Knowing when to quit
No I'm not quitting this blog, I have many idiot things to report on now and in the future. But I did drop out of the NYC Half this week, after concluding that training for a 13-mile race in the middle of winter is something I absolutely do not want to participate in. And maybe not during any other season either.
This wasn't an easy decision for me to make, because I'm a Capricorn, a born climber, and quitting things is very un-goat-like. I mean, I quit things all the time, so I'm great at it, but it's always done with much hand-wringing and self-loathing and certainly isn't something I like to admit. I want the world to think I'm a finisher and I have no problem lying about that. So the fact that I'm putting it right out here in this public, award-winning space really takes courage.
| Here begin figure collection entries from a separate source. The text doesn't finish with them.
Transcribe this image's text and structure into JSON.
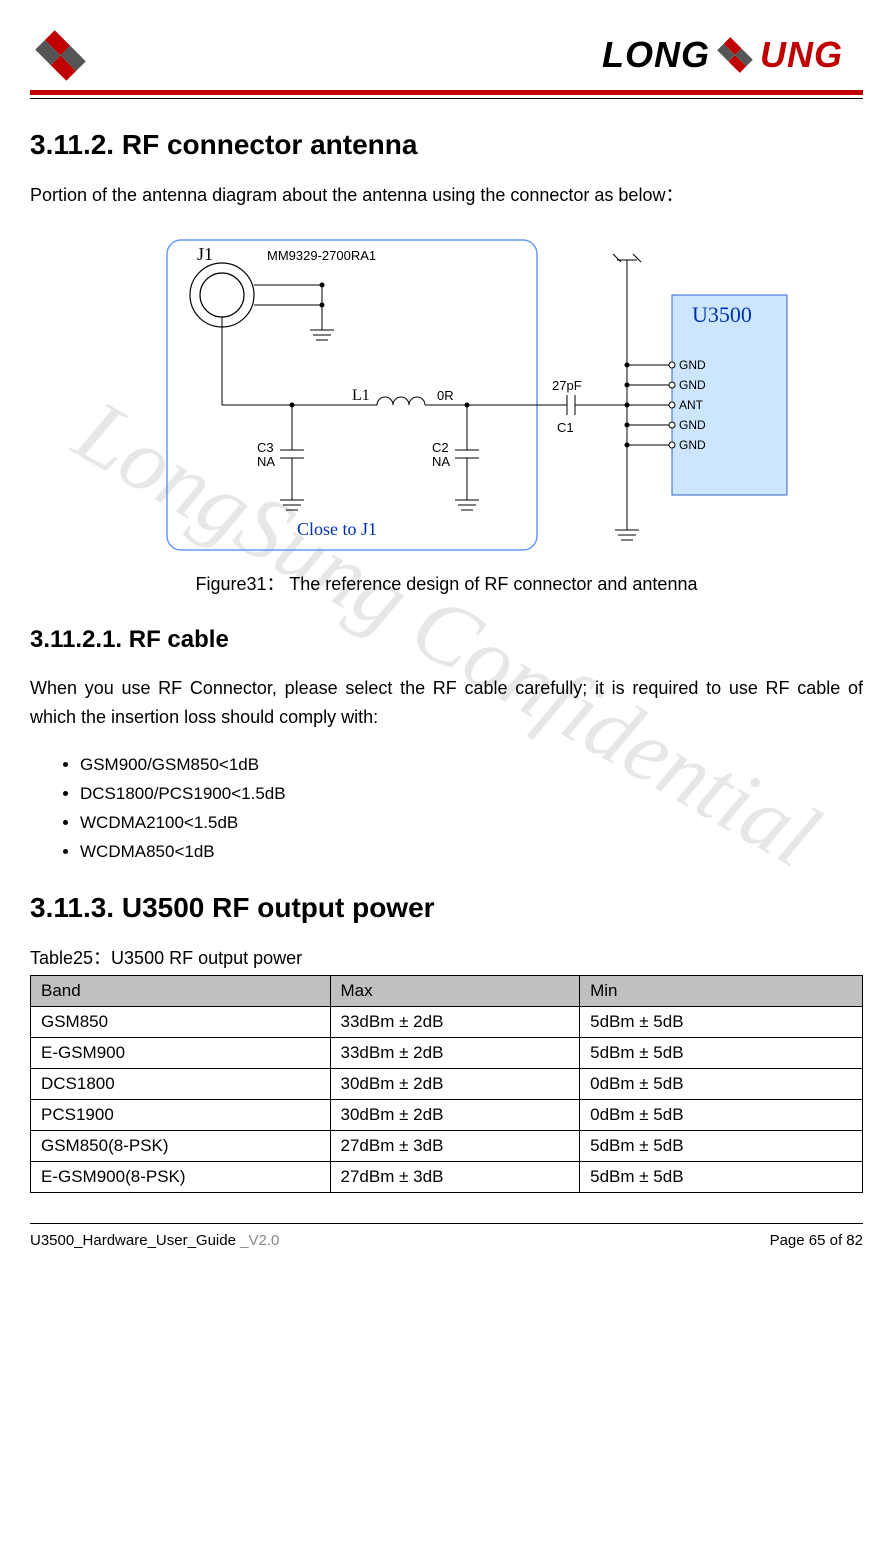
{
  "header": {
    "brand_left": "LONG",
    "brand_right": "UNG"
  },
  "watermark": "LongSung Confidential",
  "section1": {
    "heading": "3.11.2. RF connector antenna",
    "intro": "Portion of the antenna diagram about the antenna using the connector as below：",
    "figure_caption": "Figure31： The   reference design of RF connector and antenna"
  },
  "diagram": {
    "labels": {
      "j1": "J1",
      "part": "MM9329-2700RA1",
      "l1": "L1",
      "r": "0R",
      "c3": "C3",
      "c3v": "NA",
      "c2": "C2",
      "c2v": "NA",
      "cap": "27pF",
      "c1": "C1",
      "close": "Close to J1",
      "chip": "U3500",
      "pins": [
        "GND",
        "GND",
        "ANT",
        "GND",
        "GND"
      ]
    },
    "colors": {
      "box_stroke": "#6699ff",
      "chip_fill": "#cce6ff",
      "chip_stroke": "#3366cc",
      "chip_text": "#0033aa",
      "close_text": "#0033aa",
      "line": "#000000"
    }
  },
  "section2": {
    "heading": "3.11.2.1. RF cable",
    "intro": "When you use RF Connector, please select the RF cable carefully; it is required to use RF cable of which the insertion loss should comply with:",
    "bullets": [
      "GSM900/GSM850<1dB",
      "DCS1800/PCS1900<1.5dB",
      "WCDMA2100<1.5dB",
      "WCDMA850<1dB"
    ]
  },
  "section3": {
    "heading": "3.11.3. U3500 RF output power",
    "table_caption": "Table25：U3500 RF output power",
    "columns": [
      "Band",
      "Max",
      "Min"
    ],
    "col_widths": [
      "36%",
      "30%",
      "34%"
    ],
    "rows": [
      [
        "GSM850",
        "33dBm ± 2dB",
        "5dBm ± 5dB"
      ],
      [
        "E-GSM900",
        "33dBm ± 2dB",
        "5dBm ± 5dB"
      ],
      [
        "DCS1800",
        "30dBm ± 2dB",
        "0dBm ± 5dB"
      ],
      [
        "PCS1900",
        "30dBm ± 2dB",
        "0dBm ± 5dB"
      ],
      [
        "GSM850(8-PSK)",
        "27dBm ± 3dB",
        "5dBm ± 5dB"
      ],
      [
        "E-GSM900(8-PSK)",
        "27dBm ± 3dB",
        "5dBm ± 5dB"
      ]
    ]
  },
  "footer": {
    "doc": "U3500_Hardware_User_Guide ",
    "ver": "_V2.0",
    "page": "Page 65 of 82"
  }
}
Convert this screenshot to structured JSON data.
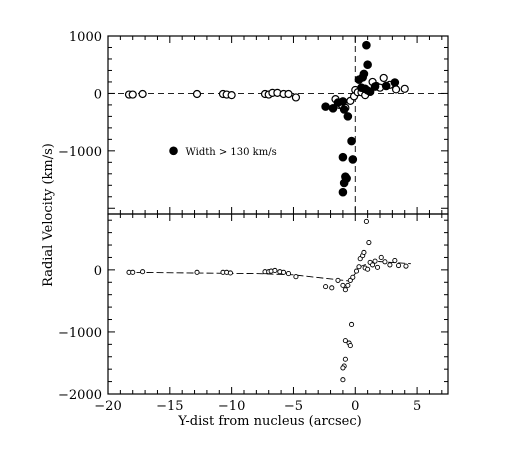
{
  "chart_data": [
    {
      "type": "scatter",
      "panel": "top",
      "xlabel": "Y-dist from nucleus (arcsec)",
      "ylabel": "Radial Velocity (km/s)",
      "xlim": [
        -20,
        7.5
      ],
      "ylim": [
        -2100,
        1000
      ],
      "x_ticks": [
        -20,
        -15,
        -10,
        -5,
        0,
        5
      ],
      "y_ticks": [
        -1000,
        0,
        1000
      ],
      "y_tick_labels": [
        "−1000",
        "0",
        "1000"
      ],
      "reference_lines": {
        "horizontal": 0,
        "vertical": 0
      },
      "legend": {
        "marker": "filled",
        "text": "Width > 130 km/s",
        "position": "middle-left"
      },
      "series": [
        {
          "marker": "open",
          "points": [
            [
              -18.3,
              -20
            ],
            [
              -18.0,
              -20
            ],
            [
              -17.2,
              -10
            ],
            [
              -12.8,
              -10
            ],
            [
              -10.7,
              -10
            ],
            [
              -10.4,
              -20
            ],
            [
              -10.0,
              -30
            ],
            [
              -7.3,
              -10
            ],
            [
              -7.0,
              -20
            ],
            [
              -6.7,
              10
            ],
            [
              -6.3,
              10
            ],
            [
              -5.8,
              -10
            ],
            [
              -5.4,
              -10
            ],
            [
              -4.8,
              -70
            ],
            [
              -1.6,
              -100
            ],
            [
              -1.3,
              -200
            ],
            [
              -1.1,
              -200
            ],
            [
              -0.8,
              -250
            ],
            [
              -0.4,
              -130
            ],
            [
              -0.1,
              -50
            ],
            [
              0.0,
              60
            ],
            [
              0.2,
              20
            ],
            [
              0.5,
              20
            ],
            [
              0.8,
              -30
            ],
            [
              1.0,
              50
            ],
            [
              1.4,
              200
            ],
            [
              1.7,
              130
            ],
            [
              2.0,
              100
            ],
            [
              2.3,
              270
            ],
            [
              2.8,
              150
            ],
            [
              3.3,
              70
            ],
            [
              4.0,
              80
            ]
          ]
        },
        {
          "marker": "filled",
          "points": [
            [
              -2.4,
              -230
            ],
            [
              -1.8,
              -260
            ],
            [
              -1.4,
              -160
            ],
            [
              -1.0,
              -140
            ],
            [
              -0.9,
              -280
            ],
            [
              -0.6,
              -400
            ],
            [
              -0.3,
              -830
            ],
            [
              -0.2,
              -1150
            ],
            [
              -1.0,
              -1110
            ],
            [
              -0.8,
              -1450
            ],
            [
              -0.7,
              -1480
            ],
            [
              -0.9,
              -1560
            ],
            [
              -1.0,
              -1720
            ],
            [
              0.3,
              240
            ],
            [
              0.6,
              280
            ],
            [
              0.7,
              340
            ],
            [
              0.9,
              840
            ],
            [
              1.0,
              500
            ],
            [
              0.5,
              100
            ],
            [
              0.8,
              80
            ],
            [
              1.2,
              30
            ],
            [
              1.6,
              120
            ],
            [
              2.5,
              130
            ],
            [
              3.2,
              190
            ]
          ]
        }
      ],
      "axis_label_text": "Radial Velocity (km/s)"
    },
    {
      "type": "scatter",
      "panel": "bottom",
      "xlim": [
        -20,
        7.5
      ],
      "ylim": [
        -2000,
        900
      ],
      "x_ticks": [
        -20,
        -15,
        -10,
        -5,
        0,
        5
      ],
      "x_tick_labels": [
        "−20",
        "−15",
        "−10",
        "−5",
        "0",
        "5"
      ],
      "y_ticks": [
        -2000,
        -1000,
        0
      ],
      "y_tick_labels": [
        "−2000",
        "−1000",
        "0"
      ],
      "fit_line": [
        [
          -18.5,
          -40
        ],
        [
          -13,
          -50
        ],
        [
          -8,
          -60
        ],
        [
          -5,
          -80
        ],
        [
          -0.5,
          -180
        ],
        [
          0.5,
          60
        ],
        [
          1.5,
          140
        ],
        [
          4.5,
          100
        ]
      ],
      "series": [
        {
          "marker": "small-open",
          "points": [
            [
              -18.3,
              -40
            ],
            [
              -18.0,
              -40
            ],
            [
              -17.2,
              -30
            ],
            [
              -12.8,
              -40
            ],
            [
              -10.7,
              -40
            ],
            [
              -10.4,
              -40
            ],
            [
              -10.1,
              -50
            ],
            [
              -7.3,
              -30
            ],
            [
              -7.0,
              -30
            ],
            [
              -6.8,
              -20
            ],
            [
              -6.5,
              -10
            ],
            [
              -6.1,
              -30
            ],
            [
              -5.8,
              -40
            ],
            [
              -5.4,
              -60
            ],
            [
              -4.8,
              -110
            ],
            [
              -2.4,
              -270
            ],
            [
              -1.9,
              -290
            ],
            [
              -1.4,
              -170
            ],
            [
              -1.0,
              -250
            ],
            [
              -0.8,
              -320
            ],
            [
              -0.6,
              -250
            ],
            [
              -0.4,
              -170
            ],
            [
              -0.2,
              -120
            ],
            [
              -0.3,
              -880
            ],
            [
              -0.5,
              -1180
            ],
            [
              -0.4,
              -1220
            ],
            [
              -0.8,
              -1140
            ],
            [
              -0.8,
              -1440
            ],
            [
              -0.9,
              -1550
            ],
            [
              -1.0,
              -1580
            ],
            [
              -1.0,
              -1770
            ],
            [
              0.1,
              -20
            ],
            [
              0.3,
              50
            ],
            [
              0.4,
              180
            ],
            [
              0.6,
              230
            ],
            [
              0.7,
              280
            ],
            [
              0.8,
              30
            ],
            [
              1.0,
              10
            ],
            [
              1.2,
              120
            ],
            [
              0.9,
              780
            ],
            [
              1.1,
              440
            ],
            [
              1.4,
              80
            ],
            [
              1.6,
              140
            ],
            [
              1.8,
              40
            ],
            [
              2.1,
              200
            ],
            [
              2.4,
              130
            ],
            [
              2.8,
              80
            ],
            [
              3.2,
              150
            ],
            [
              3.5,
              70
            ],
            [
              4.1,
              60
            ]
          ]
        }
      ]
    }
  ]
}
Not actual courage, like saving a drowning puppy from a vat of acid or something, but a faux-approximation of courage: I'm like Cyrano's white plume, which is only a physical manifestation of his courage, a smokescreen if you will, while it's Cyrano himself who's out performing all the courageous acts. (There is no Cyrano in this NYC Half scenario, but please appreciate my overdramatic application of useless literary knowledge to real-world events. You win again, liberal arts degree.)
Anyway, quitting this race was a real fucking relief. I've been in the dumps all month because of a terrible 10K I ran on the 10th, when the weather was bone-snapping cold and I had trouble breathing and ended up walking way more than I expected to. When I started running in 2013 I just wanted to be outside and get some fresh air and move my can. It's a sport and I respect that—I like that it's challenging and love the community and camaraderie of it, but I need it to be fun again and not something where I constantly have to feel devastated by my disappointing times vis-à-vis other, more serious people. Nobody goes to an aerobics class and thinks, I have to out-aerobicize all these other knuckleheads this week or I will feel like a total failure. Do they? Maybe competitive aerobics is a thing, I have no idea what the kids do for fun these days.
But I've decided from now on to take my running cues from comedian Liz Miele, who tells the latest Runner's World, "I'm not good at it, I just like it." How genius is that! The second I read it I knew this was it, this was what I've been waiting for: the simple but mind-blowing permission to not be good at running, to just stop caring about being good at running, and to continue devoting my fitness regimen to a kind of lazy, half-assed, shoddy dilettantism in pursuit of absolutely nothing, which not coincidentally I am 100% amazing at.